When you get a moment, check out this article over on the New York York Review of Books site, A Future Without Fossil Fuels?, by Bill McKibben. In it, McKibben reviews two books, 2020 Vision: Why You Should See the Fossil Fuel Peak Coming by Kingsmill Bond, and A New World: The Geopolitics of the Energy Transformation a report by the Global Commission on the Geopolitics of Energy Transformation. Both books make the point that the end of the fossil fuel economy may be coming quite quickly.

Thus, notes McKibben, “Over the last decade, there has been a staggering fall in the price of solar and wind power, and of the lithium-ion batteries used to store energy. This has led to rapid expansion of these technologies, even though they are still used much less than fossil fuels: in 2017, for instance, sun and wind produced just 6 percent of the world’s electric supply, but they made up 45 percent of the growth in supply, and the cost of sun and wind power continues to fall by about 20 percent with each doubling of capacity.
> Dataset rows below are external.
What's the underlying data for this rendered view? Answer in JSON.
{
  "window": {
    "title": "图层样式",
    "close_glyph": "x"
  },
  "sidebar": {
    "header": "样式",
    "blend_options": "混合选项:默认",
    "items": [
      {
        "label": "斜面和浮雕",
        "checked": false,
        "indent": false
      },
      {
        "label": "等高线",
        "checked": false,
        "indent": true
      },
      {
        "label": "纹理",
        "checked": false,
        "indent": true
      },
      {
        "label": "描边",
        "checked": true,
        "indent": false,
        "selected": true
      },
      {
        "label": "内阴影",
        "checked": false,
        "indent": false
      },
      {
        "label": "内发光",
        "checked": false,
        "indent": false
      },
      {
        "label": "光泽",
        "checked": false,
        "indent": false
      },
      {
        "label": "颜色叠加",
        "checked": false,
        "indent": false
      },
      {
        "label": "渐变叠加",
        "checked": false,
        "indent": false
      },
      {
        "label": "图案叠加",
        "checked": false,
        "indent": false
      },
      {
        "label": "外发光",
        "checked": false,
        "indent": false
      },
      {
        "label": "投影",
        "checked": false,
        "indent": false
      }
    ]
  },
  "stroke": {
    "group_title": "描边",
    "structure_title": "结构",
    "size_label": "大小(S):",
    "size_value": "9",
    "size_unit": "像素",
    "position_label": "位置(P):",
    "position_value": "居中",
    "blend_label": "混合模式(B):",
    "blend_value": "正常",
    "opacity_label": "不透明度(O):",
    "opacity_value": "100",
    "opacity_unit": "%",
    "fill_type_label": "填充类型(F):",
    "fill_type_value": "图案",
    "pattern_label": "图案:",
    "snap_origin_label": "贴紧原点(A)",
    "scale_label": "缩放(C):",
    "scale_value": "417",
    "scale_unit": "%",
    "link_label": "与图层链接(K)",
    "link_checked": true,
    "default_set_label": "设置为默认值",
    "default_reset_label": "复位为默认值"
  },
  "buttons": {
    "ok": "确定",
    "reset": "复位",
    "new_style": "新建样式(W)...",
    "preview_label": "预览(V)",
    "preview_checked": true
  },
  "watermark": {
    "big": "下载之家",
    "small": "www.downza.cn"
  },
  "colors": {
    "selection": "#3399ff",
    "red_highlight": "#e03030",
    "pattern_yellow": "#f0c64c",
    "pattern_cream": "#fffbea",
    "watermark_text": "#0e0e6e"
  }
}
Bond’s analysis suggests that in the next few years, they will represent all the growth. We will then reach peak use of fossil fuels, not because we’re running out of them but because renewables will have become so cheap that anyone needing a new energy supply will likely turn to solar or wind power.”

But what makes this particularly important is what it may mean in terms of politics. Since the industrial revolution began, fuel companies (coal, oil, now natural gas) have been the central drivers of the economy. That’s meant that those who owned such companies were enormously powerful — think Standard Oil. But now, that could be changing, even as people like Trump and the Koch Brothers do their level best to shut down renewables. Again, to quote McKibben, “That’s why the most important aspect of the decline of fossil fuel companies might be a corresponding decline in their political influence.”

Which means, of course, that a world which is vastly less dependent on oil may be vastly more free. That is a hopeful thought, even if that world takes rather longer to arrive than we might be like.